Keywords: Psoriasis, CCTA, Coronary artery disease, Biologic therapy, Coronary plaque characteristics
1. Introduction
Cardiovascular disease remains the leading cause of death, with residual risk due to inflammation being an emerging critical target.1,2 In a recent study of patients with myocardial infarction (MI) and high residual inflammatory risk (high sensitivity C-reactive protein >2 mg/L), canakinumab, a monoclonal antibody targeting interleukin-1β (IL-1β), decreased the rate of non-fatal MI, non-fatal stroke, and cardiovascular death without affecting cholesterol levels.3 Findings from the study support the need to expand our understanding of potential effects of biologic therapies on coronary vasculature.
Psoriasis is a chronic inflammatory skin disease associated with accelerated atherosclerosis affecting about 3% of the population. Severe psoriasis is associated with early MI risk by over 50%,4 with rates of coronary artery disease being similar to Type 2 diabetes.5 The inflammatory milieu of psoriatic skin harbours cytokines critical to early atherogenesis and plaque rupture, with derangements in pro-inflammatory and pro-atherogenic cytokines, such as IL-1β, interleukin-17 (IL-17), and tumour necrosis factor-α (TNF-α).

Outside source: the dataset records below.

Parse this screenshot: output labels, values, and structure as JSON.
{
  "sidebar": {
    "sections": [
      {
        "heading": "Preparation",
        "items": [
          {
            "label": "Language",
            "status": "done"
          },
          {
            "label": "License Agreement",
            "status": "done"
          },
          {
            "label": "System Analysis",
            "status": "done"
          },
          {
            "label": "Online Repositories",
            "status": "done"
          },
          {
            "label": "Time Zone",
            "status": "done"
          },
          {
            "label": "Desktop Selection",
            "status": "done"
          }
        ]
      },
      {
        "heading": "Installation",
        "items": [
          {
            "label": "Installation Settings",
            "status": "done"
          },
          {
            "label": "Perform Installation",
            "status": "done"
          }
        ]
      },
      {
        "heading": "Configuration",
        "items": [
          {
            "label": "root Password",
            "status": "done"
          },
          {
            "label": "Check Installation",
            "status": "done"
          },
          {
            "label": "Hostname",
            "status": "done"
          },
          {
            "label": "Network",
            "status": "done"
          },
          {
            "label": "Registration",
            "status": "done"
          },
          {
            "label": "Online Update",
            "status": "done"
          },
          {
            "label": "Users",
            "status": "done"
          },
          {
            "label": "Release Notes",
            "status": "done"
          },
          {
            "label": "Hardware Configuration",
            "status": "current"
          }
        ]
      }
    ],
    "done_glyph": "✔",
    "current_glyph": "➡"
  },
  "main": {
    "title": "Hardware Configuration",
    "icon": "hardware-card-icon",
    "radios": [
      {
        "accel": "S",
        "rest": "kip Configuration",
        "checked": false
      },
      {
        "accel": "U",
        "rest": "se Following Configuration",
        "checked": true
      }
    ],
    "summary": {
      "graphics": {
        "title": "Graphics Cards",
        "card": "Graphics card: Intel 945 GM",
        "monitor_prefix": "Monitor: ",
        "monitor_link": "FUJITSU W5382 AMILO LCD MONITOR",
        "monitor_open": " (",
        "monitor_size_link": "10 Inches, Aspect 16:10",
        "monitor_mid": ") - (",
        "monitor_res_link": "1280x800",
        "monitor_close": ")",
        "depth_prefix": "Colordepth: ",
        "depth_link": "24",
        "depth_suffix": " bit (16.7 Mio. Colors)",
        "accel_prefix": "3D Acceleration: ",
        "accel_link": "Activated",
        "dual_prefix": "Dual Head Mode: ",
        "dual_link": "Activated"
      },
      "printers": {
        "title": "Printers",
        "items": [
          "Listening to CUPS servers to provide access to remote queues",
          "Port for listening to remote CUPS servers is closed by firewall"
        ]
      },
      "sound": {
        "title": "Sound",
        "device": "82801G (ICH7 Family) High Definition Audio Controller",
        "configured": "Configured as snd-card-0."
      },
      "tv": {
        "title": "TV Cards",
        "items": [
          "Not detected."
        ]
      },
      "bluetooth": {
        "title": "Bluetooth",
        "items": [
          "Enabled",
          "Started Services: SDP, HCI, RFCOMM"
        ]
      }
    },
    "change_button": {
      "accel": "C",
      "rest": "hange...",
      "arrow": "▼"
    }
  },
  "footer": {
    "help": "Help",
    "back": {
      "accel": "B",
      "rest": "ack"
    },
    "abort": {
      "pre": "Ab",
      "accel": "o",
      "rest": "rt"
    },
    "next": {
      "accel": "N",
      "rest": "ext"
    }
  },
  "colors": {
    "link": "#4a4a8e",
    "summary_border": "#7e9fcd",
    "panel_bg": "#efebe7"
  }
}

Psoriasis, when severe, is treated with biologic therapy. This provides a reliable model to study inflammatory atherogenesis and the longitudinal impact of modulating specific cytokines on vascular behaviour, while treating the primary skin disease with FDA approved biologic therapies.6 In this context, the aim of this study was to perform coronary artery plaque characterization before and after biological therapy in an open-label, one-year follow up study. We hypothesized that these inflammatory driven phenotypes of coronary plaque, including lipid-rich, non-calcified coronary plaque burden, and lipid-rich necrotic core, would decrease following biological therapy compared with patients not treated with biologic therapy after one-year.
2. Methods
2.1 Study design and population
In a prospective, observational study, 290 participants participating in an ongoing cohort study to understand the association between psoriasis and cardiometabolic disease under the Psoriasis, Atherosclerosis and Cardiometabolic Disease Initiative were recruited from 1 January 2013 through 31 October 2018 with 238 completing one-year follow-up and 121 consecutive patients meeting the inclusion criteria (Supplementary material online, Figure S1). Detailed inclusion and exclusion criteria of the study have been previously reported.7 A study provider confirmed the onset and duration of psoriasis and assessed psoriasis severity using the Psoriasis Area and Severity Index (PASI) score, which combines the severity of lesions and the area affected into a single score, considering erythema, induration, and desquamation within each lesion. Previous psoriasis literature has established that the degree of PASI score response defined as greater than 50% improvement is clinically significant and denotes meaningful improvement.8 For this study, only participants who were naïve to biologic or systemic therapies at baseline were included and followed for one year with clinical and laboratory data as well as serial coronary computed tomography angiography (CCTA). Biologic therapy initiation was performed one day to one month after the initial visit whereby an independent dermatologist started treatment. Treatment agents included TNF-α inhibitors (adalimumab, etanercept), interleukin-12/23 inhibitor (ustekinumab), and interleukin-17 inhibitors (secukinumab, ixekizumab). Participants who elected to not receive biologic therapy at their follow-up visit were used as a referent group and were treated with topical and/or light therapies only. Individuals on systemic therapies or started on statin treatment over the course of the one-year study period were excluded. Study protocols were approved by the institutional review board at the National Institutes of Health and all participants provided written informed consent. The study was in accordance with the Declaration of Helsinki. Strengthening the reporting of observational studies in epidemiology guidelines were followed for reporting the findings.9
2.2 Sample size calculations
Modulation of the primary outcome, non-calcified plaque burden, was assessed on a per-artery basis, yielding 363 total arteries in a cohort of 121 study subjects based on prior published methods.10,11 We hypothesized a 15% difference in non-calcified plaque burden with a standard deviation (SD) of 0.5 between treatment groups. Thus, the evaluation of 182 arteries was required for a study with 90% power.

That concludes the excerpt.